Targeted maximum likelihood estimation techniques for time to event data and the implications of coarsening an explanatory variable of interest via dichotomization in the context of causal inference in semi-parametric models
by Stitelman, Ori Michael, Ph.D., UNIVERSITY OF CALIFORNIA, BERKELEY, 2010, 107 pages; 3449077

Abstract:

This dissertation focuses on three important issues in causal inference. The three chapters focus on the common theme of causal inference in semi-parametric models. The first two chapters focus on further developing targeted maximum likelihood estimation (TMLE) methods for particular situations in survival analysis. Chapter 1 presents the collaborative targeted maximum likelihood estimator (C-TMLE) for the treatment specific survival curve. This estimator improves upon commonly used estimators in survival analysis and is particularly necessary for analyzing observational studies, data that exhibits dependent censoring, or both. Chapter 2 presents two interesting parameters of interest for quantifying effect modification in time to event studies. It then presents the TMLE for estimating these parameters. The third chapter presents the implicit assumptions practitioners make but do not acknowledge when dichotomizing treatment/exposure variables when trying to assess the causal effect of those variables.

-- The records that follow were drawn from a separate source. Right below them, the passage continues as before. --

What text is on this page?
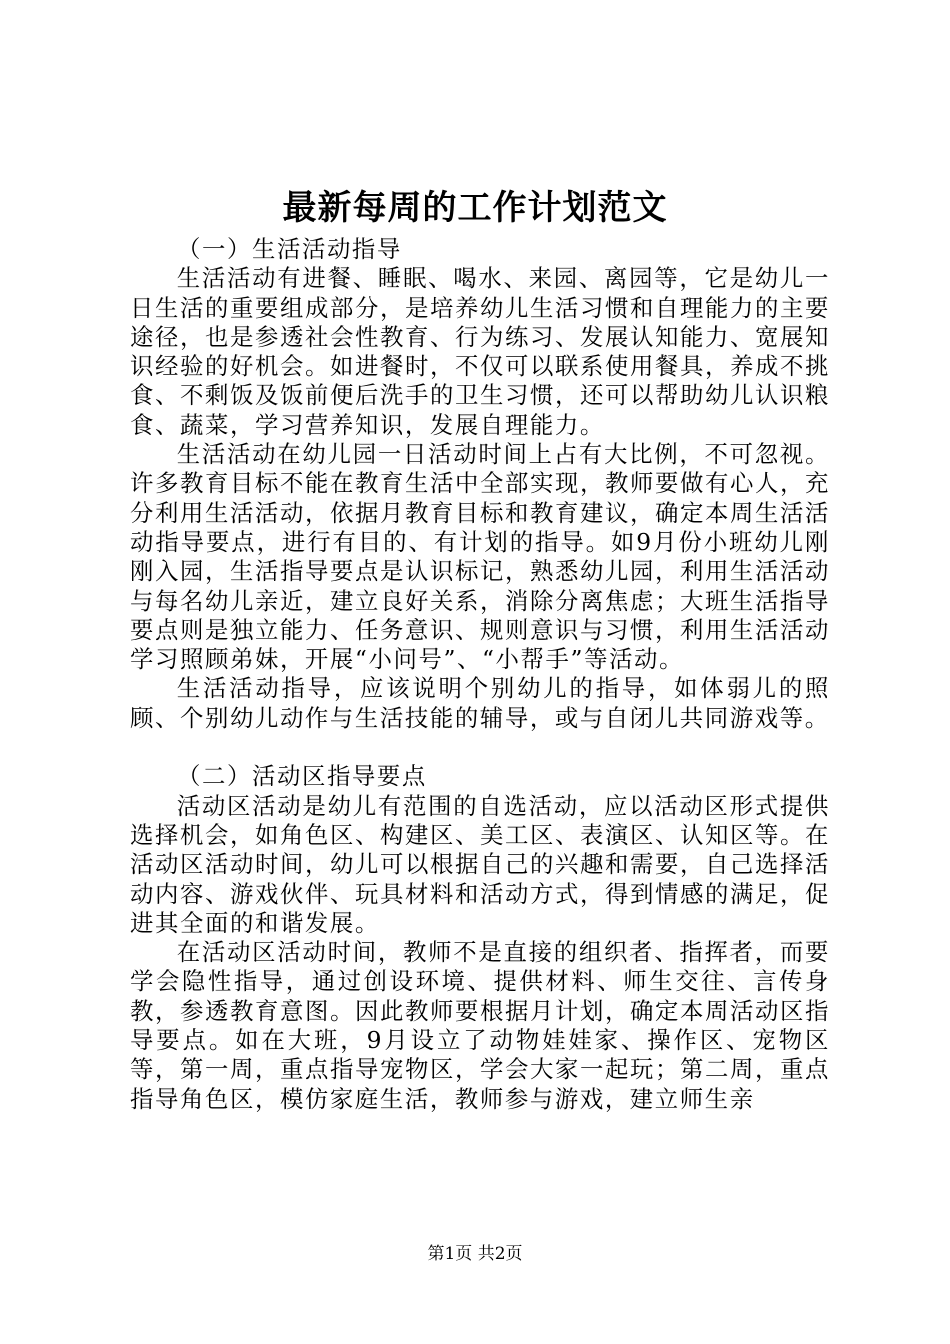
最新每周的工作计划范文
（一）生活活动指导

生活活动有进餐、睡眠、喝水、来园、离园等，它是幼儿一日生活的重要组成部分，是培养幼儿生活习惯和自理能力的主要途径，也是参透社会性教育、行为练习、发展认知能力、宽展知识经验的好机会。如进餐时，不仅可以联系使用餐具，养成不挑食、不剩饭及饭前便后洗手的卫生习惯，还可以帮助幼儿认识粮食、蔬菜，学习营养知识，发展自理能力。

生活活动在幼儿园一日活动时间上占有大比例，不可忽视。许多教育目标不能在教育生活中全部实现，教师要做有心人，充分利用生活活动，依据月教育目标和教育建议，确定本周生活活动指导要点，进行有目的、有计划的指导。如9月份小班幼儿刚刚入园，生活指导要点是认识标记，熟悉幼儿园，利用生活活动与每名幼儿亲近，建立良好关系，消除分离焦虑；大班生活指导要点则是独立能力、任务意识、规则意识与习惯，利用生活活动学习照顾弟妹，开展“小问号”、“小帮手”等活动。

生活活动指导，应该说明个别幼儿的指导，如体弱儿的照顾、个别幼儿动作与生活技能的辅导，或与自闭儿共同游戏等。

（二）活动区指导要点

活动区活动是幼儿有范围的自选活动，应以活动区形式提供选择机会，如角色区、构建区、美工区、表演区、认知区等。在活动区活动时间，幼儿可以根据自己的兴趣和需要，自己选择活动内容、游戏伙伴、玩具材料和活动方式，得到情感的满足，促进其全面的和谐发展。

在活动区活动时间，教师不是直接的组织者、指挥者，而要学会隐性指导，通过创设环境、提供材料、师生交往、言传身教，参透教育意图。因此教师要根据月计划，确定本周活动区指导要点。如在大班，9月设立了动物娃娃家、操作区、宠物区等，第一周，重点指导宠物区，学会大家一起玩；第二周，重点指导角色区，模仿家庭生活，教师参与游戏，建立师生亲

第1页 共2页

Chapter 1. Current methods used to analyze time to event data either, rely on highly parametric assumptions which result in biased estimates of parameters which are purely chosen out of convenience, or are highly unstable because they ignore the global constraints of the true model. By using Targeted Maximum Likelihood Estimation (TMLE) one may consistently estimate parameters which directly answer the statistical question of interest. Targeted Maximum Likelihood Estimators are substitution estimators, which rely on estimating the underlying distribution. However, unlike other substitution estimators, the underlying distribution is estimated specifically to reduce bias in the estimate of the parameter of interest. We will present here an extension of TMLE for observational time to event data, the Collaborative Targeted Maximum Likelihood Estimator (C-TMLE) for the treatment specific survival curve. Through the use of a simulation study we will show that this method improves on commonly used methods in both robustness and efficiency. In fact, we will show that in certain situations the C-TMLE produces estimates whose mean square error is lower than the semi-parametric efficiency bound. We will also demonstrate that a semi-parametric efficient substitution estimator (TMLE) outperforms a semiparametric efficient non-substitution estimator (the Augmented Inverse Probability Weighted estimator) in sparse data situations. Lastly, we will show that the bootstrap is able to produce valid 95 percent confidence intervals in sparse data situations, while influence curve based inference breaks down.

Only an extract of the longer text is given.